Par La Rédaction | Lementor.net
Le 11 juin 2026, à 19h30 heure locale, dans un Estadio Azteca bouillonnant de soixante-dix mille spectateurs mexicains en délire, la 23e édition de la Coupe du monde de football a officiellement pris son envol. Le Mexique a battu l’Afrique du Sud deux buts à zéro dans un match d’ouverture qui a tenu ses promesses d’ambiance sinon entièrement ses promesses de spectacle. Et avec ce coup d’envoi, la plus grande compétition sportive de la planète a commencé son déroulement sur les trois pays hôtes, États-Unis, Canada et Mexique, pour six semaines qui s’annoncent d’une densité et d’une intensité sans précédent dans l’histoire du football mondial.
Ce Mondial 2026 est historique à plusieurs titres qui méritent d’être énoncés clairement. C’est le premier Mondial à 48 équipes, soit seize de plus que le format traditionnel à 32 qui avait prévalu depuis 1998. Ce sont 104 matches disputés sur trois pays hôtes, dans seize stades répartis du Mexique à Vancouver en passant par New York, Boston, Los Angeles, Miami, Toronto et Seattle. C’est le tournoi le plus long de l’histoire, avec une phase de groupes qui s’étend sur plus de deux semaines et une finale prévue le 19 juillet à New York. Et c’est la première fois que dix équipes africaines participent simultanément à une Coupe du monde, un record absolu qui traduit la montée en puissance du football africain et la reconnaissance par la FIFA de la place que le continent mérite dans la gouvernance mondiale du sport.
Ces dix équipes africaines constituent le panorama le plus diversifié que le continent ait jamais envoyé sur la scène mondiale. Le Maroc, dont la demi-finale au Qatar en 2022 avait provoqué une onde d’émotion continentale sans précédent, arrive en Amérique du Nord avec le statut d’outsider sérieux et la pression de confirmer un statut que les Lions de l’Atlas ont mis des décennies à construire. Le Sénégal, champion d’Afrique en titre depuis sa victoire à la CAN Maroc 2025, dispose de l’une des sélections les plus complètes du continent avec une armature de joueurs évoluant dans les meilleurs championnats européens. La Côte d’Ivoire fait son grand retour après douze ans d’absence, portée par une dynamique de préparation exceptionnelle et la fièvre d’un pays entier qui attend depuis trop longtemps que ses Éléphants franchissent enfin le premier tour.

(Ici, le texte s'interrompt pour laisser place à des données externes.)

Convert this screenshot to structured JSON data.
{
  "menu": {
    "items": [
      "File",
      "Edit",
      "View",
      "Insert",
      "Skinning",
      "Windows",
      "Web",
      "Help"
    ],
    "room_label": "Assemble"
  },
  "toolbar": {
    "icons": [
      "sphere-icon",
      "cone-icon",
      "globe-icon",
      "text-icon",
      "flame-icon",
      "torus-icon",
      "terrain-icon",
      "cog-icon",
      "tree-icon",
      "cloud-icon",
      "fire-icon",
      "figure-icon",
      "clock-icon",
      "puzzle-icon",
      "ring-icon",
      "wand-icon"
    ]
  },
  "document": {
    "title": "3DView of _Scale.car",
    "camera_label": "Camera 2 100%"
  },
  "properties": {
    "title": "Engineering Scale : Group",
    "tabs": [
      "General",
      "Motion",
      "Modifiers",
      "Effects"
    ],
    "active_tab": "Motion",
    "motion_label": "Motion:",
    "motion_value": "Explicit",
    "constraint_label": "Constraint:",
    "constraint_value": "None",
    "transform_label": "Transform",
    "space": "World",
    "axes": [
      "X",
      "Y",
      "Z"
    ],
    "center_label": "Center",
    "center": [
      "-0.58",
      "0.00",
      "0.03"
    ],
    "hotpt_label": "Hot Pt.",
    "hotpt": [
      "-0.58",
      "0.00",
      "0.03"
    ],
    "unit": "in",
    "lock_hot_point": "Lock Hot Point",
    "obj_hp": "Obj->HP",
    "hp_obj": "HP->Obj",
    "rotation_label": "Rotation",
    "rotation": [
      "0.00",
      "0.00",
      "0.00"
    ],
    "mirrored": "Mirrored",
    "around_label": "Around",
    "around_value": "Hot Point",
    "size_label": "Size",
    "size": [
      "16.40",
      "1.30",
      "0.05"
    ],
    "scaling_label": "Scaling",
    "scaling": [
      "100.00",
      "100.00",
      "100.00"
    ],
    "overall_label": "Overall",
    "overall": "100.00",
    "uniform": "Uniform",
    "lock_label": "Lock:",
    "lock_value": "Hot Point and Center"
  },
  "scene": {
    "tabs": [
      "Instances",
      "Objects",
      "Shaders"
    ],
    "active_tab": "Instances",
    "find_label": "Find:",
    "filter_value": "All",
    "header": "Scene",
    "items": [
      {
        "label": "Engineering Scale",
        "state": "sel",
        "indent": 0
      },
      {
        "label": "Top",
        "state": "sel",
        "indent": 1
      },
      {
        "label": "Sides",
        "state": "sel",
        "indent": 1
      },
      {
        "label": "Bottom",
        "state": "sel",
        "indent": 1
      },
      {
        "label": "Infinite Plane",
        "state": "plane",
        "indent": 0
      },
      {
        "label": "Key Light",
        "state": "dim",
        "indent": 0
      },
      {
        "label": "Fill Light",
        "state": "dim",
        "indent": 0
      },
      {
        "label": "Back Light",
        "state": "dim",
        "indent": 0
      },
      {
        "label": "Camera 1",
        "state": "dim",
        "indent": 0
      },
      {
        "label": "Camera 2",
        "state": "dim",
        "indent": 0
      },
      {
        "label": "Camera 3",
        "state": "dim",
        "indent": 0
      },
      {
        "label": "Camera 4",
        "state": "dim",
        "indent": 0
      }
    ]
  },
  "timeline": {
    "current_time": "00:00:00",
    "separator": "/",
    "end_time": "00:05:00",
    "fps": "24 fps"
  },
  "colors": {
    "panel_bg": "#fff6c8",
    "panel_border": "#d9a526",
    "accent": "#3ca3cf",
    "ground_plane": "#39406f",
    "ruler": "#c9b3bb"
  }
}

Le match d’ouverture a donné le ton de ce qui attend les équipes africaines dans les premiers jours. L’Afrique du Sud, seule représentante africaine de cette première journée, a subi la loi du Mexique deux buts à zéro dans un Azteca en fusion. Les Bafana Bafana ont résisté un temps avant de se désunir sous la pression mexicaine, incapables de trouver les ressources offensives pour inquiéter un gardien mexicain rarement sollicité. Ce résultat ne dit rien de définitif sur la valeur des équipes africaines dans ce tournoi, mais il rappelle que les Coupes du monde se gagnent sur la rigueur tactique et la maîtrise des grands moments, deux qualités qui s’acquièrent dans l’expérience des compétitions majeures que certaines des sélections africaines sont encore en train d’accumuler.

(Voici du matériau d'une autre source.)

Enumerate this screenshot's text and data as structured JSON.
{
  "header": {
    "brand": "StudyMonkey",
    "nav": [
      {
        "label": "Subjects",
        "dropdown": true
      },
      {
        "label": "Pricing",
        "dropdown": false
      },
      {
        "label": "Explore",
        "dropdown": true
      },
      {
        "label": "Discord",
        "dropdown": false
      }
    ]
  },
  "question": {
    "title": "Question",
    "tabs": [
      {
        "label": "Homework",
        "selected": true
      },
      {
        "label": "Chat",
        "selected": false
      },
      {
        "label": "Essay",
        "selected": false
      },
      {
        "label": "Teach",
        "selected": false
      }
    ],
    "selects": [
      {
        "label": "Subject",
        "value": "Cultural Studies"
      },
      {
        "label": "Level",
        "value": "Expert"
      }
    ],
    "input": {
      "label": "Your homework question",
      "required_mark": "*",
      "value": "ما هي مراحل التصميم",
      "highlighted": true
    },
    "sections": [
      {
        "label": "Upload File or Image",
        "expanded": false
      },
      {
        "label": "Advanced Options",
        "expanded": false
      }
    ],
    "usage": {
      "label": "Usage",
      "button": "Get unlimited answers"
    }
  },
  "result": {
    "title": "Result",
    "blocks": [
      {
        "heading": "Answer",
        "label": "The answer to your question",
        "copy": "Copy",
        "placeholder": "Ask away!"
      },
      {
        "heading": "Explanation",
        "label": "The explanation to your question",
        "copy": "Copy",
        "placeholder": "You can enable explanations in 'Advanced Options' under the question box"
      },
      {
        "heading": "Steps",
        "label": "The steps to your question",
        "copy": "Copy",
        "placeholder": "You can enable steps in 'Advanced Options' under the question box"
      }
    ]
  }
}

Les prochains jours vont préciser les contours de cette compétition historique pour le football africain. Le 14 juin, les Éléphants de Côte d’Ivoire entrent en lice contre l’Équateur à Philadelphie. Le 15 juin, le Maroc affrontera son premier adversaire de groupe. Le 16 juin, les Lions du Sénégal joueront contre la France au MetLife Stadium de New Jersey dans l’un des matches les plus symboliquement chargés de cette édition, un duel franco-sénégalais qui dépasse le cadre du football pour entrer dans celui des relations postcoloniales et de l’affirmation identitaire africaine sur la scène mondiale. La présence annoncée du président Bassirou Diomaye Faye dans les tribunes de New Jersey ne fera que souligner la dimension politique de cette rencontre.

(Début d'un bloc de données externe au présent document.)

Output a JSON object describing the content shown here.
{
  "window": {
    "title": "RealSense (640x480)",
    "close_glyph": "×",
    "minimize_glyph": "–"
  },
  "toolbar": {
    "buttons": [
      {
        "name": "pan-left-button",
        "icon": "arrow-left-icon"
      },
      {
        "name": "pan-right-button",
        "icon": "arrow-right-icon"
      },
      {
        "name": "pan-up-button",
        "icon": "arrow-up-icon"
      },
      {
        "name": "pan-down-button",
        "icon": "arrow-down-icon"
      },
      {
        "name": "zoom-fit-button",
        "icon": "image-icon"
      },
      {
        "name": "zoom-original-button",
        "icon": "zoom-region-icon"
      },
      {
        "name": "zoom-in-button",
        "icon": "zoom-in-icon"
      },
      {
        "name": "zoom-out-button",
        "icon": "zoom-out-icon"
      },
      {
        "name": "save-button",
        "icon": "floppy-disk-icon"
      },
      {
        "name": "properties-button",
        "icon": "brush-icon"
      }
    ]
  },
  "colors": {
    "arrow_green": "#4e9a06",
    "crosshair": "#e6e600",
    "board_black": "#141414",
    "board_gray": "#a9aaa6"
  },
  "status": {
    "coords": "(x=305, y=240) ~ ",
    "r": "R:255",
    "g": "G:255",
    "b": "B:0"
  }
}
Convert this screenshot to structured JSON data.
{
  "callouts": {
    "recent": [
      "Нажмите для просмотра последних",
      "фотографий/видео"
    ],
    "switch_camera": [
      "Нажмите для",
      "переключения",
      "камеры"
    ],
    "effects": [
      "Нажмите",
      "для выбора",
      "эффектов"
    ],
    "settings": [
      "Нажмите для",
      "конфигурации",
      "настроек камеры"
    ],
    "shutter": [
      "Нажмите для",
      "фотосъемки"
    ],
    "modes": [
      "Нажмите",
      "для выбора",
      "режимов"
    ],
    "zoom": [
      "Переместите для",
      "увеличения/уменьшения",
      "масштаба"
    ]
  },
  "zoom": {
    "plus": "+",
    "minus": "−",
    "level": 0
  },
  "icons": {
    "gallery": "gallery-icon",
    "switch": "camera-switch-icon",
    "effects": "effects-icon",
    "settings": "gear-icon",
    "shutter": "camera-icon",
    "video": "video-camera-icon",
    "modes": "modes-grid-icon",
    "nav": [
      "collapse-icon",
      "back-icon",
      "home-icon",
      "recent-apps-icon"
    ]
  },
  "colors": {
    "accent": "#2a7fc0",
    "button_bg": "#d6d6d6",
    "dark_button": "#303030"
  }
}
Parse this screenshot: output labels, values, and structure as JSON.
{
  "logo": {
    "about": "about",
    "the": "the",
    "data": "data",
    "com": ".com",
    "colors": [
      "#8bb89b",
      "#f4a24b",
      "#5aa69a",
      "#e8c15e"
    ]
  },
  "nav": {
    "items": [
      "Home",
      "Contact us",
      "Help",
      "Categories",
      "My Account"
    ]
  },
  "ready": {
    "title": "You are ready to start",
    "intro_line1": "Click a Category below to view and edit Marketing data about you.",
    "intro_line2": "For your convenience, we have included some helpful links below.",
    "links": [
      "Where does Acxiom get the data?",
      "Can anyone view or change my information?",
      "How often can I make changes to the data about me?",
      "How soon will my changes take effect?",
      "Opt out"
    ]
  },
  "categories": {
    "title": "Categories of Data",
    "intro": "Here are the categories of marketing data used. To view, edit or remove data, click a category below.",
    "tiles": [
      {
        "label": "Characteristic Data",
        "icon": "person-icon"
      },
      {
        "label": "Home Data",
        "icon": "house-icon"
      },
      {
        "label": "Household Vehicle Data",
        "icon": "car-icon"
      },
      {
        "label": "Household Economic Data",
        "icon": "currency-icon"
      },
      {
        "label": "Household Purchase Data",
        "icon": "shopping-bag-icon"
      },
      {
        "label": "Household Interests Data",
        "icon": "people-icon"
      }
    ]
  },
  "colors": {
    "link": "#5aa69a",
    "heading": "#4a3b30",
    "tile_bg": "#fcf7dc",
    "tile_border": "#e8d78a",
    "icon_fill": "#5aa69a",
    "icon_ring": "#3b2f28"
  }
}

Ce Mondial 2026 sera jugé à ses résultats pour l’Afrique. La question n’est plus celle de la participation. Elle est celle de la performance. Après la demi-finale marocaine de 2022, après les trois quarts de finalistes africains de ce même tournoi, l’ambition a changé d’échelle. L’Afrique ne vient plus aux Coupes du monde pour apprendre. Elle vient pour gagner. Et les prochaines semaines diront si cette ambition est portée par les moyens qui lui correspondent.